Avec The Royals : Masters of War Rob Williams se réapproprie l'idée des super-héros en en faisant suprême pied de nez, l’émanation matérielle - si je puis dire - de la noblesse et plus particulièrement des rois et de leur descendance. Porteur de l'élection divine, les rois sont des êtres dotés de ce que l'on appelle de nos jours des super-pouvoirs. 
Pied de nez disais-je car si les super-héros sont bien nés aux Etat-Unis ; je vois au travers du super-héros, en plus de ce que j'ai développé ici, une réappropriation et une actualisation (en 1938 donc) de la noblesse au sein d'un pays qui n'en a pas connue mais qui en cherche le prestige (voir également l'aristocratie du Sud dont je parle ici) : le super-héros étant une représentation étasunien du "sang bleu" aristocratique, donc pied de nez (ter) disais-je, car selon la théorie de Rob Williams il ne peut donc pas y avoir de super-héros aux U.S.A, ce pays n'ayant pas de roi. CQFD. [-_ô]

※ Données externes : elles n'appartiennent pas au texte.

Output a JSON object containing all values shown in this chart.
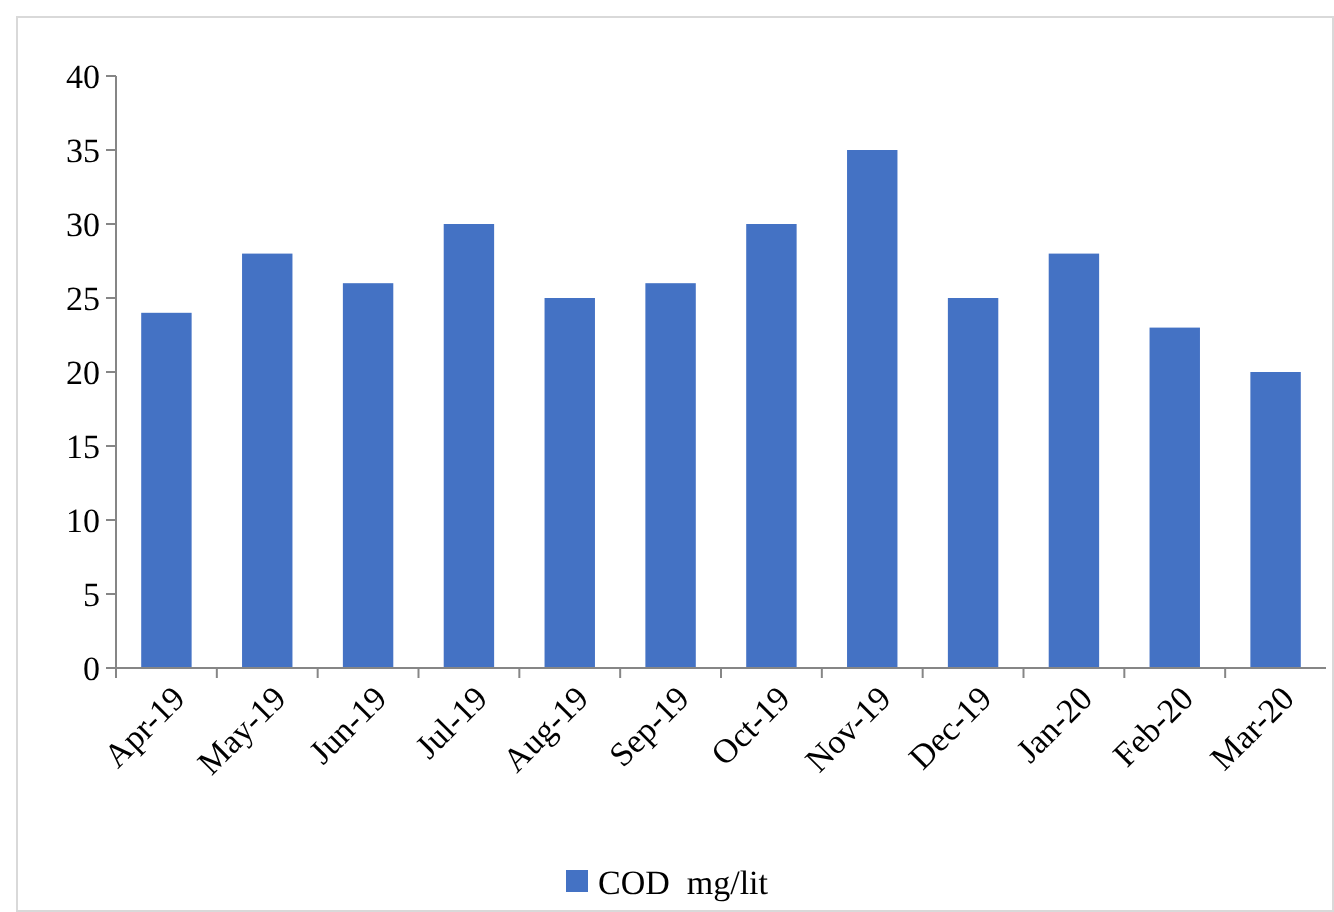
{
  "chart_data": {
    "type": "bar",
    "categories": [
      "Apr-19",
      "May-19",
      "Jun-19",
      "Jul-19",
      "Aug-19",
      "Sep-19",
      "Oct-19",
      "Nov-19",
      "Dec-19",
      "Jan-20",
      "Feb-20",
      "Mar-20"
    ],
    "series": [
      {
        "name": "COD  mg/lit",
        "color": "#4472c4",
        "values": [
          24,
          28,
          26,
          30,
          25,
          26,
          30,
          35,
          25,
          28,
          23,
          20
        ]
      }
    ],
    "ylim": [
      0,
      40
    ],
    "yticks": [
      0,
      5,
      10,
      15,
      20,
      25,
      30,
      35,
      40
    ],
    "grid": false,
    "legend": "bottom"
  }
}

Dessinée par Simon Colby et encrée par lui-même ou par Gary Erskine la mini-série publiée sous le label Vertigo (2014) s'inscrit dans le "moment" dit du grim and gritty c'est-à-dire un monde sombre et violent où les super-héros, ici les rois et les princes de sang royal, se trouvent confrontés "aux réalités de la vie" et plus précisément dans le cas qui nous occupe à la Seconde guerre mondiale et ses conséquences.
Les dessins et l'encrage de Colby & Erskine rehaussés par les couleurs de J.D Mettler se situent parfaitement dans ce "moment" âpre & violent qu'est la guerre, et un grim & gritty intelligent réfléchi comme peut l'être cette série.
Une parfaite synergie entre le fond et la forme en somme.

Rob Williams n'épargne pas ses personnages, et nourrit son intrigue de pas mal d'idées qui, compte tenu du format adopté (6 numéros) resteront à l'état d'ébauches plus ou moins avancées. Et c'est bien dommage, une douzaine de numéros n'aurait pas été de trop, sans pour autant affadir cette excellente histoire.
Bref vous l'avez compris, la lecture de The Royals : Masters of War m'a entièrement conquit ; à tel point que j'ai cherché les autres histoires sur lesquelles a travaillées Rob Williams ce qui m'a notamment réintroduit du côté de la bande dessinée britannique et que je suis en train de lire The Ten-Seconders, et que j'ai relu CLA$$WAR avec beaucoup de plaisir.